PSI and Tanzania-based Ifakara Health Research & Development Center are among the groups that have built distribution networks in Africa for insecticide-treated nets, including retail agents in villages and wholesalers at a regional level. To be sure, the agencies welcome the recent surge of interest in malaria from governments and private donors. But they worry about creating a sustainable system for disseminating nets once the topic has fallen off the front page.
"We're trying to think more clearly about [what happens] after the donor money runs out," says PSI's Miller. "At the moment, the donors seem to saying that money is no object. But it certainly will be in the future."

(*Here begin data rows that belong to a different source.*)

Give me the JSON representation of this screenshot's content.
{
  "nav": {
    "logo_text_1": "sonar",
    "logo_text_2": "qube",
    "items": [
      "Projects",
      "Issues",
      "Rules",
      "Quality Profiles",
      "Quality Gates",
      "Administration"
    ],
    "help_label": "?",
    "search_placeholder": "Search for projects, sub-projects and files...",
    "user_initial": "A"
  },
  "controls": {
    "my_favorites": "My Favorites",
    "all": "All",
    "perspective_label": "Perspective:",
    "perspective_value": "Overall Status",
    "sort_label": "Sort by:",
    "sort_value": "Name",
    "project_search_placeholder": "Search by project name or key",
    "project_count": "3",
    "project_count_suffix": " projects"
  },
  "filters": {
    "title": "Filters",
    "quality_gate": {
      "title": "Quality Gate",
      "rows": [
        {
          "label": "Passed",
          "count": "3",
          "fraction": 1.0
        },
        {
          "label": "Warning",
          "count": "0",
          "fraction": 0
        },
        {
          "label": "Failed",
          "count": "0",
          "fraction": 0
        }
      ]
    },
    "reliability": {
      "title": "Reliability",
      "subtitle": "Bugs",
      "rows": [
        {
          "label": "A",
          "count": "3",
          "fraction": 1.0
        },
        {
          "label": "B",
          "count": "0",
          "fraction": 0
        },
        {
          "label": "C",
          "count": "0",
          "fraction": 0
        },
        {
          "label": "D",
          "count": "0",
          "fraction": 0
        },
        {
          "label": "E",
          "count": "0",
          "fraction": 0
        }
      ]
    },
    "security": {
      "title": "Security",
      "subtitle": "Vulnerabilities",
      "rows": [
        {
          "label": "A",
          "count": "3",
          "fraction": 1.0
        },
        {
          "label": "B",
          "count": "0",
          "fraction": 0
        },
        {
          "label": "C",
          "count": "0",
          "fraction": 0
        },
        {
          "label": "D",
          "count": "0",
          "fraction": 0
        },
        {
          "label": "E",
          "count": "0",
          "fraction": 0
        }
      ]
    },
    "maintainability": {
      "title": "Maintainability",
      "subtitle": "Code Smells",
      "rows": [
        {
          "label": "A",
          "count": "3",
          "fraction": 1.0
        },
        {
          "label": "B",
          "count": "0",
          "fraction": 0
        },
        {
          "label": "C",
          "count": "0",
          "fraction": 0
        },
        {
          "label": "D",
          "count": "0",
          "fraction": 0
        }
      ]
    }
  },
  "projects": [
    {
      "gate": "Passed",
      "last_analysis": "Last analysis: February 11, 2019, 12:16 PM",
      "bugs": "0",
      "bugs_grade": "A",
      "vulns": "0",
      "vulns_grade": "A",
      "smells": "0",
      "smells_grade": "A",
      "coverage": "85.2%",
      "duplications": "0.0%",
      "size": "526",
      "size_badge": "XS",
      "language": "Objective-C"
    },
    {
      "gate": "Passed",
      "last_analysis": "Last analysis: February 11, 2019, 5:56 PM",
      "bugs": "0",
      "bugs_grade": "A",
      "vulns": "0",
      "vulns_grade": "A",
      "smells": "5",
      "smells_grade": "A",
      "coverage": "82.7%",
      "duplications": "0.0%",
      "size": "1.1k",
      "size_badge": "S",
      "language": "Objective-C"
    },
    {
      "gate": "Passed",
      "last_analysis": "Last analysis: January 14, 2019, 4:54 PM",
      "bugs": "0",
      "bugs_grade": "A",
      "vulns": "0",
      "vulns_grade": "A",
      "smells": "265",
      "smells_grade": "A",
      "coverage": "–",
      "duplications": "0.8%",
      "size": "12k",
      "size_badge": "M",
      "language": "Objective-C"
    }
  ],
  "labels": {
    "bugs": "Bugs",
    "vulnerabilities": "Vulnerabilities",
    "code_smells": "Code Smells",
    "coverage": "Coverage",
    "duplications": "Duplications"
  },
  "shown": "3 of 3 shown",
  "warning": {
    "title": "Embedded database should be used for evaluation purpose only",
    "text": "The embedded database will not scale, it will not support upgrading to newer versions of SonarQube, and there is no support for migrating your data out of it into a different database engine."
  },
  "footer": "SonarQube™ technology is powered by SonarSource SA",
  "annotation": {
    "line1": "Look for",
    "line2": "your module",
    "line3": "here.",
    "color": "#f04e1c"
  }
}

Miller also is concerned that the mass distribution campaign advocated by Sachs could undercut the commercial sector for nets that has slowly developed in Tanzania. Consider Asif Ladak, a wholesaler of nets in the Tanzanian capital of Dar es Salaam. Ladak is concerned he will lose clients if Sach's free distribution plan is deployed.
A Mixed Approach
The ideal solution looks to be a combination of both free distribution and social marketing. "We think there will be opportunities for complementary public free distribution and stimulation of private channels," says Brian Trelstad, chief investment officer for the New York-based Acumen Fund, a nonprofit global venture fund that uses entrepreneurial approaches to solve global poverty. "People will need to have access to nets even when the wave of free distribution ends."
Trelstad says research by Pascaline Dupas of Dartmouth College and the Poverty Action Lab at MIT shows that bed nets would sell in greater volumes if they cost $1.50 or less—below prices that now range up to $3.50. And he thinks private distribution must remain an option because public institutions may not be able to blanket the countries that need nets at quite the rate that Sachs and others would like. "They're focused on admirable resources and goals, but there will be accountability issues for them as well," Trelstad says.
Sachs concedes that not all the nets he plans to distribute will reach the hands of the needy. "Will it be perfect? No," he says. "But this is one of the easiest problems I'm trying to solve. It's easy to distribute nets and there's high public awareness of how to use them." For the sake of Africa's population, let's hope that in this case everybody is correct.